Okay, I think I might have found a couple of women in the film who didn't -- or possibly couldn't -- have jobs in a white-collar setting. Women such as this one:
But lest you think that Gazzarri's is all about female flesh, the owner is a big supporter of Odin, a local metal band. He's convinced they're going to be bigger than Led Zeppelin, and insists that "the singer's a very foxy guy!" The owner's failed attempt to get a chant of "O-din! O-din!" going after the dance contest is pretty cringeworthy. The performance itself isn't bad, but there's something...
... something not quite right...
...something I can't quite put my finger on--
Oh, yeah! Assless pants! Dude, you're playing to the wrong crowd in those.
That can't be comfortable.
After the performance, the band and assorted skanks discuss how long it will be before Odin gets its big break. Just a few months, they insist. But what if it never happens? The band members talk about how crushed they'd be, and the discussion turns to the thoughts of suicide the lead singer (I believe you've met his ass) has had and what a risk it is to put your entire identity into a band that might not ever make it big.

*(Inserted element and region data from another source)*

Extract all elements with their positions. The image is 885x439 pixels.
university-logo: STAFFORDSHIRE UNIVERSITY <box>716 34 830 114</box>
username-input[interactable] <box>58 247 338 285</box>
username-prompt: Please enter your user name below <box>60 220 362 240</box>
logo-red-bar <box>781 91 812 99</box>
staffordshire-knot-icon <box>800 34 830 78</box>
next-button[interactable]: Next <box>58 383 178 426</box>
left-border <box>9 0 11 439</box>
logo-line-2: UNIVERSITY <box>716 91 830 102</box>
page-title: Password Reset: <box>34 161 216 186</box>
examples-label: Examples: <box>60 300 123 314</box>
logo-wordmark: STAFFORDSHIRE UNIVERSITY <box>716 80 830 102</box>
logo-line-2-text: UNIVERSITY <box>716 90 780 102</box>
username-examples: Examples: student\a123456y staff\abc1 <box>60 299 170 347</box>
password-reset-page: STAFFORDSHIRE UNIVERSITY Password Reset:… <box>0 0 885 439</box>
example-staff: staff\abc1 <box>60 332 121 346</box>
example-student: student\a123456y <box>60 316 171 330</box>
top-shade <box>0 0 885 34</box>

From here, the film takes a detour into the disturbing, as W.A.S.P. bassist Chris Holmes floats in his pool and discusses fame while his mom looks on. Holmes alternates between being flippant and forthright, talking about how he doesn't really like himself and drinks way too much to escape from feeling.
That's vodka, by the way.
And that's his mom. I can't imagine how painful it would be to watch your kid admit that he's trying to destroy himself. She doesn't say a word during Holmes' interview, but her face says a lot.
Spheeris decides to end the film with Megadeth, which doesn't make much sense to me. I mean, yeah, they're absolutely committed to their music, and seem to have avoided most of the pitfalls of the industry, but they don't exactly put on an exhilarating show. Besides, Dave Mustaine takes himself way too seriously and comes across as a major sourpuss with a metric tonne of Issues.
It's not a stellar way to end a film, and it feels like a coda, because it follows this bittersweet montage of the aspiring metalers' determined, ultimately fruitless hope.
That's how I would have ended it. Thank you, and have a good weekend, everybody!